Bridge, while useful, did take some work to setup properly with Thunderbird when you have multiple aliases in SimpleLogin and Proton Mail. The problem was I wasn’t seeing any email from my Proton Mail aliases in ThunderBird for some reason, despite them being present in my ProtonMail inbox. For those with the same issue, it turned out I needed to use split mode, wait for it to synchronise with Proton Mail’s server and then add the additional aliases in Thunderbird as separate email accounts.

Regarding cloud storage, Filen was excellent. While I knew the risk of implosion was higher than some of the other providers I looked into, they brought a lot to the table for a low price, which I hoped would keep them going long into the future.

A small setup overhead, photo and file migration, multi-platform support and an affordable plan meant that they were an instant yes for me. It also helped prevent me from putting all my eggs in one basket, since SimpleLogin is heavily influenced/owned by Proton.

Looking at all this one a purely on a financial basis, it was a poor decision. Google One was costing me £1.59/month (£38.16 for 24 months of 100GB mail and storage), where I am now paying:

  • €83.76 every 24 months for Proton Mail Plus
  • €30 every 12 months for SimpleLogin Premium
  • €19.99 every 12 months for Pro 1 of Filen

For a total of €133.75 every 24 months (or about €5.58 a month).
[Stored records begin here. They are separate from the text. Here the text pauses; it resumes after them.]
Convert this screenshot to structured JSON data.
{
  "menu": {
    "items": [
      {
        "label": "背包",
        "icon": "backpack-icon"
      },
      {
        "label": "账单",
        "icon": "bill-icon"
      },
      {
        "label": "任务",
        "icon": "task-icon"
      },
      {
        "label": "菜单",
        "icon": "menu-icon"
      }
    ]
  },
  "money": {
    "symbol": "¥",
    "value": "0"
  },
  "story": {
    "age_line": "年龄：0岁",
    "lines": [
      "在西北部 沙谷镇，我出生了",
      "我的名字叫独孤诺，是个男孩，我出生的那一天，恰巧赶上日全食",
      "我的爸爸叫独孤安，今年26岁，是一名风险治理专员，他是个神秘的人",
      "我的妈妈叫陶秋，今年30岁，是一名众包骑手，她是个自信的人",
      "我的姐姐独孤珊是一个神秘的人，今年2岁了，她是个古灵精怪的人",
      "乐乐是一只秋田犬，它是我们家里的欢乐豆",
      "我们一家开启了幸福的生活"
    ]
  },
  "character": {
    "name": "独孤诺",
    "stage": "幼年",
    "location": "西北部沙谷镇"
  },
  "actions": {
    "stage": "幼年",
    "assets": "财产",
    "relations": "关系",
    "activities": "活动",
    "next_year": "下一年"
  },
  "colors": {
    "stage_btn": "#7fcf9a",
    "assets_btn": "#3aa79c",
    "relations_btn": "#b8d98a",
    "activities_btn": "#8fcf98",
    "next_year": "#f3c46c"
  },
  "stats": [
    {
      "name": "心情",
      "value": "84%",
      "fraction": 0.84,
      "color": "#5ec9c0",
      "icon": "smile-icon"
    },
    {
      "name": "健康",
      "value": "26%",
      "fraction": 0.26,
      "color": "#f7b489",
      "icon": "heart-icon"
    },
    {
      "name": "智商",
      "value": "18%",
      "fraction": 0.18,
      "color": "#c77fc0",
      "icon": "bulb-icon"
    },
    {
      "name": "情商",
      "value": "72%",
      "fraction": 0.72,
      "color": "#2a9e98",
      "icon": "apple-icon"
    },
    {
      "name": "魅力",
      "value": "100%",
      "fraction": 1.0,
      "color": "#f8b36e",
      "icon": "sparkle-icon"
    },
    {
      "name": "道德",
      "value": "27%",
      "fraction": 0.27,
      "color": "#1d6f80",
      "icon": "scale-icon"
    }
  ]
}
But, on a security, privacy and compatibility front, it’s leaps and bounds ahead. I’m happy spending a bit more money each month for that. Hell, beer probably costs me more than that each month, so I don’t really have a right to complain :)

Future

So yeah, that’s the ted-talk of my migration away from google. Sorry it was so long, I basically just dumped my thoughts on this while on a train.
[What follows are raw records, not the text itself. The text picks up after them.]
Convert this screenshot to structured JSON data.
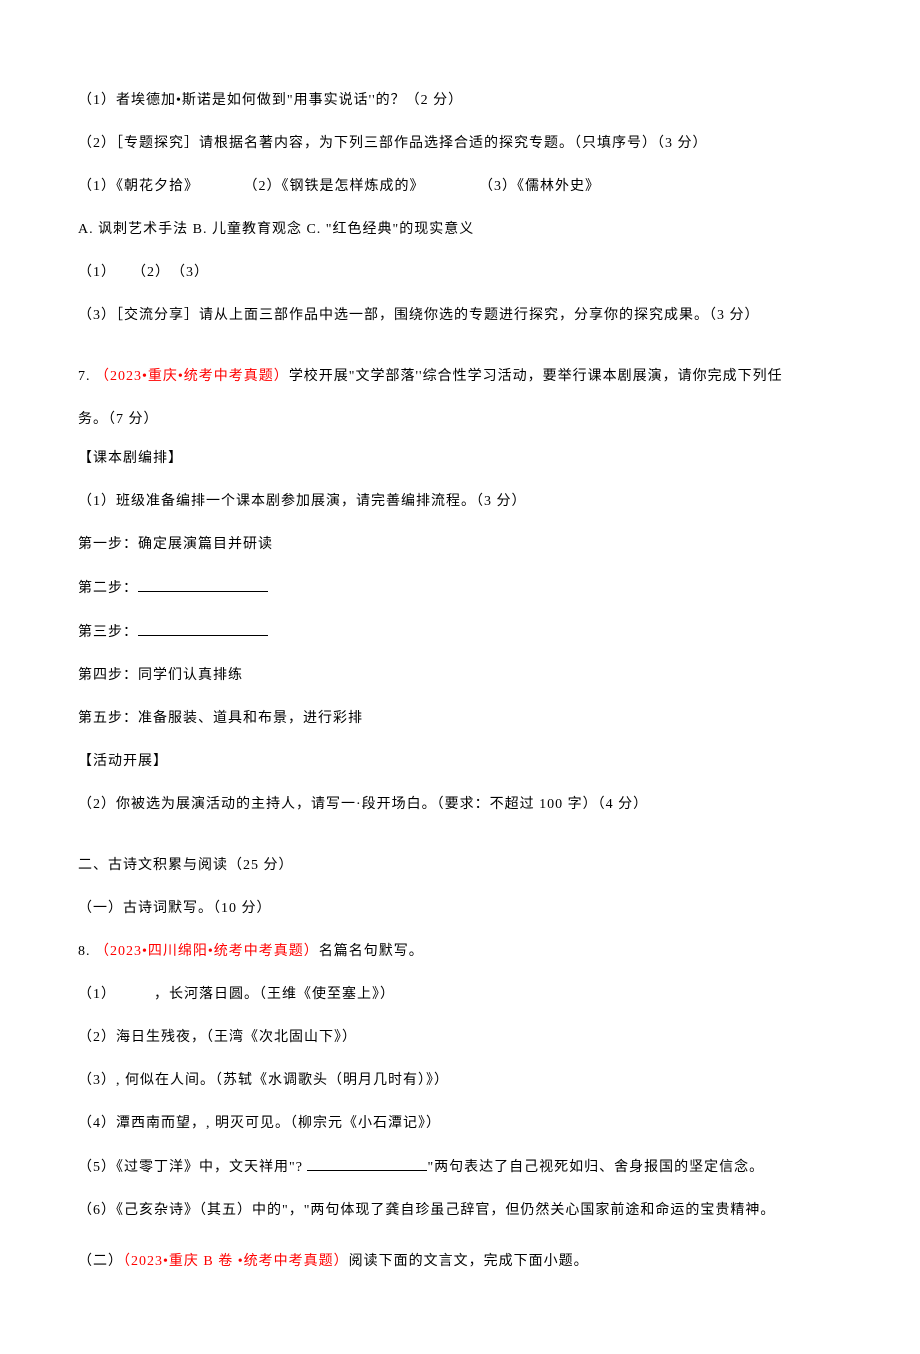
{
  "lines": {
    "l1": "（1）者埃德加•斯诺是如何做到\"用事实说话''的？（2 分）",
    "l2": "（2）［专题探究］请根据名著内容，为下列三部作品选择合适的探究专题。（只填序号）（3 分）",
    "l3a": "（1）《朝花夕拾》",
    "l3b": "（2）《钢铁是怎样炼成的》",
    "l3c": "（3）《儒林外史》",
    "l4": "A. 讽刺艺术手法 B. 儿童教育观念 C. \"红色经典\"的现实意义",
    "l5": "（1）　　（2）　（3）",
    "l6": "（3）［交流分享］请从上面三部作品中选一部，围绕你选的专题进行探究，分享你的探究成果。（3 分）",
    "q7_num": "7. ",
    "q7_red": "（2023•重庆•统考中考真题）",
    "q7_text": "学校开展\"文学部落''综合性学习活动，要举行课本剧展演，请你完成下列任",
    "q7_text2": "务。（7 分）",
    "section1": "【课本剧编排】",
    "l8": "（1）班级准备编排一个课本剧参加展演，请完善编排流程。（3 分）",
    "step1": "第一步：确定展演篇目并研读",
    "step2": "第二步：",
    "step3": "第三步：",
    "step4": "第四步：同学们认真排练",
    "step5": "第五步：准备服装、道具和布景，进行彩排",
    "section2": "【活动开展】",
    "l9": "（2）你被选为展演活动的主持人，请写一·段开场白。（要求：不超过 100 字）（4 分）",
    "part2": "二、古诗文积累与阅读（25 分）",
    "part2_1": "（一）古诗词默写。（10 分）",
    "q8_num": "8. ",
    "q8_red": "（2023•四川绵阳•统考中考真题）",
    "q8_text": "名篇名句默写。",
    "p1": "（1）　　　，长河落日圆。（王维《使至塞上》）",
    "p2": "（2）海日生残夜，（王湾《次北固山下》）",
    "p3": "（3）, 何似在人间。（苏轼《水调歌头（明月几时有）》）",
    "p4": "（4）潭西南而望，, 明灭可见。（柳宗元《小石潭记》）",
    "p5a": "（5）《过零丁洋》中，文天祥用\"? ",
    "p5b": "\"两句表达了自己视死如归、舍身报国的坚定信念。",
    "p6": "（6）《己亥杂诗》（其五）中的\"，\"两句体现了龚自珍虽己辞官，但仍然关心国家前途和命运的宝贵精神。",
    "part2_2a": "（二）",
    "part2_2_red": "（2023•重庆 B 卷 •统考中考真题）",
    "part2_2b": "阅读下面的文言文，完成下面小题。"
  }
}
I’m going to keep my old gmail accounts alive for now, since I haven’t fully completed moving everything over to SimpleLogin. New accounts will continue to be created using SimpleLogin in the future so the long term intention is to nuke all my gmail accounts, leaving me completely out of Google’s sphere.

I also want to setup my own domain for emails too, in the event Proton gets nuked. That’ll probably be a longer term thing though, as it would require some thought around the flow between the web account, SimpleLogin and Proton Mail.

This post is licensed under CC BY 4.0 by the author.